Powiedział: Miałem ciężki miniony rok w King's Lynn. Drużyna radziła sobie świetnie. Naprawdę było wpsaniałym być jej częścią. mIeliśmy dobry sezon. PO prostu przegraliśmy tytuł w finale co oczywiście było rozczarowaniem. Miałem bardzo napięty sezon i sporo się ścigałem. Nie byłem w pełni sprawny przez jego większość i to sprawiało wiele trudności. Odczuwałem to zwłaszcza na technicznych torach angielskich, na których nie robiłem tego co chciałem z powodu urazu. Zawsze jest łatwiej jeździć w czterech ligach, gdy masz 25 lat. Lecz kiedy masz 30 jest o wiele trudniej. Potrzebujesz nieco więcej odpoczynku między meczami, by utrzymać się na wysokim poziomie swoich wymagań. Potrzebuję nieco więcej przestrzeni w kalendarzu, zwłaszcza w tym roku. Uważam, że w zeszłym mój program był za bardzo ściśnięty i mogłem wykorzystać więcej czasu na odpoczynek pomiędzy zawodami. Zamierzam to osiągnąć patrząć jak rok wyglądał będzie bez Anglii.
Iversen ma dobrą średnią 7.38 i jeśli tylko zdecyduje się na powrót na Wyspy z pewnością nie będzie narzekał na brak ofert. To coś czego zawodnik nie może odrzucić. Kiedy poczuję taką potrzebę, zawsze dam radę wrócić" - mówi. "Poczekamy, zobaczymy, lecz póki co jestem zadowolony z kalendarza. Wygląda, że będę zajęty, lecz nie tak bardzo co jest dobrą informacją. Jeśli zechcę wrócić, zobaczę gdzie będzie to możliwe. Drzwi zawsze są otwarte, tak na to patrzę.

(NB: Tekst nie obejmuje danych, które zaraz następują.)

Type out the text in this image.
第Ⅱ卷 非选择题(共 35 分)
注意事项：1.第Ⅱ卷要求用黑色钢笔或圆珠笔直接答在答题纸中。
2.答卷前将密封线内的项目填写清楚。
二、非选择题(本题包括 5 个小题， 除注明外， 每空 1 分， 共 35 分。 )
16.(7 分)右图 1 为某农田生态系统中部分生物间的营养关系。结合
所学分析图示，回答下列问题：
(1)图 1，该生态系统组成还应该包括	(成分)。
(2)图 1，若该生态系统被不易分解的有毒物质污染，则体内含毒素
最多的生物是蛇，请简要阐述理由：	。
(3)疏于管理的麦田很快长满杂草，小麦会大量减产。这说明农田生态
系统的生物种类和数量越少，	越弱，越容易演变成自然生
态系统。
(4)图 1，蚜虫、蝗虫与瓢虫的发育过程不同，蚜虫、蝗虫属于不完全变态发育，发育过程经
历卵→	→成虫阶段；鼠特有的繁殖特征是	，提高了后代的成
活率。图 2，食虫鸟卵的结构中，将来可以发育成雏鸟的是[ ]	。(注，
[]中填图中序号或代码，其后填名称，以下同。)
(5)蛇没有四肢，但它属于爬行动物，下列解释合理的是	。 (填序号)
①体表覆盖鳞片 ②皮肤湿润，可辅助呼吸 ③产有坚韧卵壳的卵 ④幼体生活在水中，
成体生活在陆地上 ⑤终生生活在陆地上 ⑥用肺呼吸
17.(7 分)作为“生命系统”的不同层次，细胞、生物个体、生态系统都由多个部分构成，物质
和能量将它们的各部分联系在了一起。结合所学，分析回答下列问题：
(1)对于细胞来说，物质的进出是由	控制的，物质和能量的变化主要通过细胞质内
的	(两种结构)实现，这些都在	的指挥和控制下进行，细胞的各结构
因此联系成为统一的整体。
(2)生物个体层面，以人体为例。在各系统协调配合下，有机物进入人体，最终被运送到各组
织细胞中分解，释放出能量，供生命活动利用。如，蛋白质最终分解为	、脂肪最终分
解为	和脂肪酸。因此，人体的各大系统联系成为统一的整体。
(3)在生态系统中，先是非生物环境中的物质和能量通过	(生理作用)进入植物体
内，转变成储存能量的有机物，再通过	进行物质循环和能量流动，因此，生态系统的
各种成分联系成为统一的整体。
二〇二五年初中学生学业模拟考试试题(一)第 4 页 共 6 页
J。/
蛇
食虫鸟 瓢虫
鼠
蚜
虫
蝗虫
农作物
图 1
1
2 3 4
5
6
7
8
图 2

Niels Kristian Iversen mówi, że opuszcza Anglię na dobrych warunkach i zawsze jest otwarty na pomysł powrotu do klubu, gdzie odpalił swoją karierę w 2001 roku. Mówi: Niczego nie żałuję. Wiedzą, że jeśli będą mnie potrzebować lub będą w tarapatach, zawsze mogą zadzwonić i zobaczymy co da się zrobić, Jesteśmy tak umówieni. King's Lynn już zimą wiedziało o całej sprawie. Powiedziałem nie budujcie zespołu dookoła mnie, ponieważ to będzie bardzo napięty sezon. Jeśli w jakikolwiek sposób poczuję potrzebę powrotu, to zawsze jestem na to otwarty. To nie koniec, zobaczymy co się wydarzy. Jak dotąd mam wszystko poukładane w Szwecji, Danii i Polsce. Na tym jestem skupiony. A King's Lynn znalazło sposób na zbudowanie zespołu, więc wszyscy są zadowoleni.